Reputation: 23
I have the following pandas dataframe in Python (df1)
df1 = pd.DataFrame(np.array([["Jim", "1 4"], ["Jack", "1 2"], ["Joe", "2 3"]]),
columns=["name", "numeric position"])
I want to add a new column based on information from another pandas dataframe (df2)
df2 = pd.DataFrame(np.array([["Jim", 1, "Reverse"], ["Jim", 2, "Nearside"], ["Jim", 3, "Offside"], ["Jim", 4, "Front"],["Jack", 1, "Load1"], ["Jack", 2, "Load2"], ["Joe", 1, "Front"], ["Joe", 2, "Reverse"], ["Joe",3, "Driver"]]),
columns=["name", "number", "description"])
The desired outcome I want to be the following (df3)
df3 = pd.DataFrame(np.array([["Jim", "1 4", "Reverse,Front"], ["Jack", "1 2", "Load1,Load2"], ["Joe", "2 3", "Reverse,Driver"]]),
columns=["name", "numeric position", "location"])
So, I want to match the df1 and df2 dataframes based on the unique numeric values in the df1.'numeric position' and the rows from the df2.'number' for each 'name' and create a new column df1.'location' with commas between the different df2.'location'
I tried to split my enquiry in the above tasks but I cannot find a working solution as I have to extract information from the rows of the df2.
Could you please suggest a solution on my task? Thank you in advance!
Upvotes: 0
Views: 105
Reputation: 367
This should work too but it was a little longer.
# Split Numeric Position into separate columns
df1['numeric position_1'] = df1['numeric position'].str.split(' ').str.get(0)
df1['numeric position_2'] = df1['numeric position'].str.split(' ').str.get(1)
name numeric position numeric position_1 numeric position_2
0 Jim 1 4 1 4
1 Jack 1 2 1 2
2 Joe 2 3 2 3
# Merge df1 and df2 to get description 1
temp_df = pd.merge(df1,df2,left_on=['name','numeric position_1'],right_on=['name', 'number'])

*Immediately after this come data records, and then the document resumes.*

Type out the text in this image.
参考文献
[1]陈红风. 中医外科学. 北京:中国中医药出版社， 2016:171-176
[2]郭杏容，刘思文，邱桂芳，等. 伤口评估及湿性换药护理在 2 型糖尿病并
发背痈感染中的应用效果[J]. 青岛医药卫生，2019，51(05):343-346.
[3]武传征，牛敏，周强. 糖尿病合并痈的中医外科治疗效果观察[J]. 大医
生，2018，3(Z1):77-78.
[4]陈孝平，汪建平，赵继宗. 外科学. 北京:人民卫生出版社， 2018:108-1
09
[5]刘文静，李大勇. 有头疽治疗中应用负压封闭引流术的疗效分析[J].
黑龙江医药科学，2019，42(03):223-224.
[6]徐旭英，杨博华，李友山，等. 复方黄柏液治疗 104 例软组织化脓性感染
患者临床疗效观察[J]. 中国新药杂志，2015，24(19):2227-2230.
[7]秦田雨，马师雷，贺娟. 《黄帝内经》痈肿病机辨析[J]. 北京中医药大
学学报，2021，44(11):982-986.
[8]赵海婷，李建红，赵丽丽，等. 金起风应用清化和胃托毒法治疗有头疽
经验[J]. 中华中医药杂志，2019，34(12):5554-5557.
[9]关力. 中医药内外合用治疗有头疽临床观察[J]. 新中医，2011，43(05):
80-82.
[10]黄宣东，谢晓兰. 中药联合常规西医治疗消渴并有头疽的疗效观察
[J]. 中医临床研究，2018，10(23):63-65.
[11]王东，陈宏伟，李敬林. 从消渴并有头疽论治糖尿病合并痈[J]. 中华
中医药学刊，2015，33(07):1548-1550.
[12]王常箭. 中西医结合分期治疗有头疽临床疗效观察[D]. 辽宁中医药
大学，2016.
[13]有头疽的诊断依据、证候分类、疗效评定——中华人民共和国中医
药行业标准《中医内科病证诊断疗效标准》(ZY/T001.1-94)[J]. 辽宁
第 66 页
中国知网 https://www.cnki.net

name numeric position numeric position_1 numeric position_2 number description
0 Jim 1 4 1 4 1 Reverse
1 Jack 1 2 1 2 1 Load1
2 Joe 2 3 2 3 2 Reverse
# Merge temp_df and df2 to get description 2
temp_df = pd.merge(temp_df,df2,left_on=['name','numeric position_2'],right_on=['name', 'number'])
# Create location column
temp_df['location'] = temp_df['description_x'] + ',' + temp_df['description_y']
# Store final output in df3
df3 = temp_df[['name', 'numeric position', 'location']].copy()
Upvotes: 1
Reputation: 146
Quick and dirty solution
df1['location'] = df1.apply(lambda x: ','.join([df2[(df2['name'] == x['name']) & (df2['number'].map(int) == int(y))]['description'].iloc[0] for y in x['numeric position'].split(' ')]), axis=1)
df1
# name numeric position location
# 0 Jim 1 4 Reverse,Front
# 1 Jack 1 2 Load1,Load2
# 2 Joe 2 3 Reverse,Driver
or
df1['location'] = df1.apply(lambda x: ','.join(df2[(df2['name'] == x['name']) & (df2['number'].isin(x['numeric position'].split(' ')))]['description']), axis=1)
Upvotes: 1